Парадоксальность ситуации состоит в том, что если Россия в ближайшие 10 лет радикально не изменится, она будет вызвать постоянную критику западных финансовых и политических центров, а если она и в самом деле изменится, то результаты этих перемен вызовут на Западе самую настоящую истерику. Опять же никакого «одностороннего варианта» для России здесь нет. Выгодные для себя внутренние преобразования наша страна успешно не сможет произвести в одиночку. Но она может своими революционными потрясениями спровоцировать более глубокий кризис миросистемы и подтолкнуть процессы перемен в других странах.

Русская революция 1917 года привела к массе изменений на Западе. Начиная от введения всеобщего избирательного права в «отсталых» (для того времени) странах - например в Швеции, заканчивая введением «социальной рыночной экономики», Welfare state в Западной Европе и, до известной степени, даже в Соединенных Штатах. Можно сказать, что возможная задача России состоит в том, чтобы опять своими «великими потрясениями» подтолкнуть мировое развитие. Более того, это наш единственный шанс.

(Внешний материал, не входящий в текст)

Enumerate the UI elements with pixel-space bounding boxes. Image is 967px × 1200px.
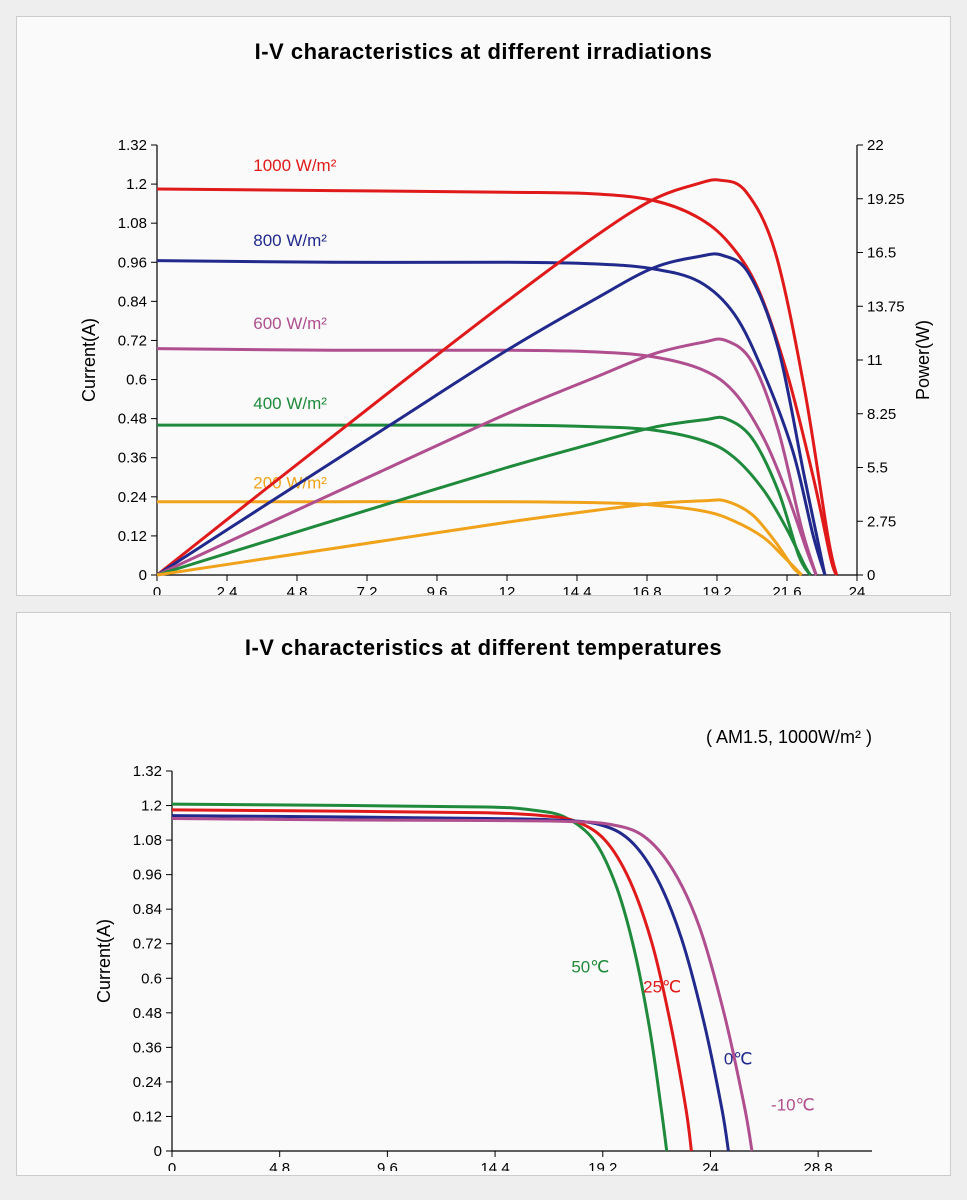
svg-text:22: 22 xyxy=(867,137,884,154)
iv-label-600: 600 W/m² xyxy=(253,314,327,333)
svg-text:0.48: 0.48 xyxy=(118,411,147,428)
chart2-svg: ( AM1.5, 1000W/m² ) 0 4.8 9.6 14.4 19.2 24 28.8… xyxy=(17,661,952,1171)
svg-text:1.2: 1.2 xyxy=(126,176,147,193)
svg-text:9.6: 9.6 xyxy=(427,584,448,595)
svg-text:21.6: 21.6 xyxy=(772,584,801,595)
page: I-V characteristics at different irradia… xyxy=(0,0,967,1200)
iv-curve-600 xyxy=(157,349,816,575)
svg-text:0.72: 0.72 xyxy=(118,332,147,349)
svg-text:16.8: 16.8 xyxy=(632,584,661,595)
svg-text:4.8: 4.8 xyxy=(287,584,308,595)
iv-label-1000: 1000 W/m² xyxy=(253,156,336,175)
svg-text:Current(A): Current(A) xyxy=(94,919,114,1003)
svg-text:0.84: 0.84 xyxy=(133,901,162,918)
svg-text:0.96: 0.96 xyxy=(118,254,147,271)
chart2-title: I-V characteristics at different tempera… xyxy=(17,613,950,661)
temperature-chart-panel: I-V characteristics at different tempera… xyxy=(16,612,951,1176)
svg-text:2.75: 2.75 xyxy=(867,513,896,530)
svg-text:12: 12 xyxy=(499,584,516,595)
svg-text:19.2: 19.2 xyxy=(588,1160,617,1171)
svg-text:0: 0 xyxy=(867,567,875,584)
svg-text:0.96: 0.96 xyxy=(133,867,162,884)
svg-text:0.24: 0.24 xyxy=(133,1074,162,1091)
svg-text:1.08: 1.08 xyxy=(118,215,147,232)
svg-text:0.72: 0.72 xyxy=(133,936,162,953)
svg-text:Power(W): Power(W) xyxy=(913,320,933,400)
svg-text:0: 0 xyxy=(139,567,147,584)
svg-text:0: 0 xyxy=(153,584,161,595)
chart2-subtitle: ( AM1.5, 1000W/m² ) xyxy=(706,727,872,747)
svg-text:0.6: 0.6 xyxy=(141,970,162,987)
svg-text:19.25: 19.25 xyxy=(867,191,905,208)
svg-text:9.6: 9.6 xyxy=(377,1160,398,1171)
svg-text:1.2: 1.2 xyxy=(141,798,162,815)
chart1-title: I-V characteristics at different irradia… xyxy=(17,17,950,65)
svg-text:24: 24 xyxy=(849,584,866,595)
svg-text:0.12: 0.12 xyxy=(133,1108,162,1125)
temp-label-50: 50℃ xyxy=(571,958,609,977)
svg-text:16.5: 16.5 xyxy=(867,245,896,262)
svg-text:2.4: 2.4 xyxy=(217,584,238,595)
svg-text:19.2: 19.2 xyxy=(702,584,731,595)
iv-label-800: 800 W/m² xyxy=(253,231,327,250)
temp-label--10: -10℃ xyxy=(771,1096,815,1115)
svg-text:0: 0 xyxy=(154,1143,162,1160)
svg-text:13.75: 13.75 xyxy=(867,298,905,315)
svg-text:0.36: 0.36 xyxy=(133,1039,162,1056)
svg-text:14.4: 14.4 xyxy=(480,1160,509,1171)
svg-text:7.2: 7.2 xyxy=(357,584,378,595)
iv-label-400: 400 W/m² xyxy=(253,394,327,413)
svg-text:11: 11 xyxy=(867,352,883,369)
svg-text:0.84: 0.84 xyxy=(118,293,147,310)
temp-label-0: 0℃ xyxy=(724,1050,753,1069)
chart1-svg: 02.44.87.29.61214.416.819.221.62400.120.… xyxy=(17,65,952,595)
svg-text:0.24: 0.24 xyxy=(118,489,147,506)
irradiation-chart-panel: I-V characteristics at different irradia… xyxy=(16,16,951,596)
temp-label-25: 25℃ xyxy=(643,978,681,997)
svg-text:0: 0 xyxy=(168,1160,176,1171)
svg-text:0.12: 0.12 xyxy=(118,528,147,545)
svg-text:1.32: 1.32 xyxy=(118,137,147,154)
svg-text:14.4: 14.4 xyxy=(562,584,591,595)
svg-text:1.08: 1.08 xyxy=(133,832,162,849)
temp-curve-50 xyxy=(172,804,667,1151)
svg-text:Current(A): Current(A) xyxy=(79,318,99,402)
svg-text:5.5: 5.5 xyxy=(867,460,888,477)
svg-text:28.8: 28.8 xyxy=(804,1160,833,1171)
temp-curve-25 xyxy=(172,810,691,1151)
svg-text:0.48: 0.48 xyxy=(133,1005,162,1022)
svg-text:1.32: 1.32 xyxy=(133,763,162,780)
svg-text:8.25: 8.25 xyxy=(867,406,896,423)
svg-text:0.36: 0.36 xyxy=(118,450,147,467)
svg-text:0.6: 0.6 xyxy=(126,372,147,389)
svg-text:24: 24 xyxy=(702,1160,719,1171)
svg-text:4.8: 4.8 xyxy=(269,1160,290,1171)
pv-curve-600 xyxy=(157,339,816,575)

Перефразируя Столыпина, можно сказать: нам не нужен кровожадный бред о «великой России», нам нужны великие потрясения.

ГИМН И ПОУП

Сентиментальное путешествие в поисках империи

Поезд переезжал финскую границу. У соседа по купе неожиданно заиграл мобильник. Телефон исполнял «Интернационал». Меня это вполне устраивало, но все же странно: мой попутчик был менеджером крупной компании. «Раньше он у меня гимн Советского Союза играл, - объяснил сосед. - А теперь, как гимн вернули, официально приняли, я, ясное дело, его тут же стер».

Мы зря жалуемся. Власть думает о нас. Кремль думает. Старая площадь думает. Белый дом ночами не спит. Они понимают, что нам - большинству граждан - плохо, а потому стараются облегчить жизнь всеми возможными способами. Например, разными увлекательными зрелищами.

Поздней осенью и зимой зрелищ было два. Одно называлось «гимн Александрова», другое - «дело Поупа». Вечерами нам можно было усесться у телевизора и посмотреть очередную серию мыльной оперы о возрождении государственных традиций или о разоблачении и наказании шпиона. Исполнитель главной роли - американский пенсионер-разведчик Эдмунд Поуп - по окончании спектакля с почетом был отправлен на родину, а его сообщники, исполнявшие почему-то роли свидетелей, тоже благополучно разошлись по домам. Комедия окончена.

Вообще дело Поупа поучительно во многих отношениях. То, чем занимался американец в России, действительно в любой стране мира квалифицируется как шпионаж, точнее - промышленный шпионаж. С этим повсюду борются. Причем в первую очередь должны защищаться сами компании, технологии которых пытаются украсть. Поуп явно не собирался легальным образом закупать технологии, это обошлось бы на несколько порядков дороже, он пытался раздобыть информацию под видом «технических докладов», что называется, через черный ход. Секретная информация или нет, на самом деле не суть важно. В любом случае воровать нехорошо.

Но вот поведение российских спецслужб вызывает недоумение. Когда начался суд, телевидение беспрестанно крутило один и тот же ролик, снятый скрытой камерой, повторяя, что материал суперсекретный, с трудом добытый именно журналистами данной программы, - и так на всех шести каналах по нескольку раз в день.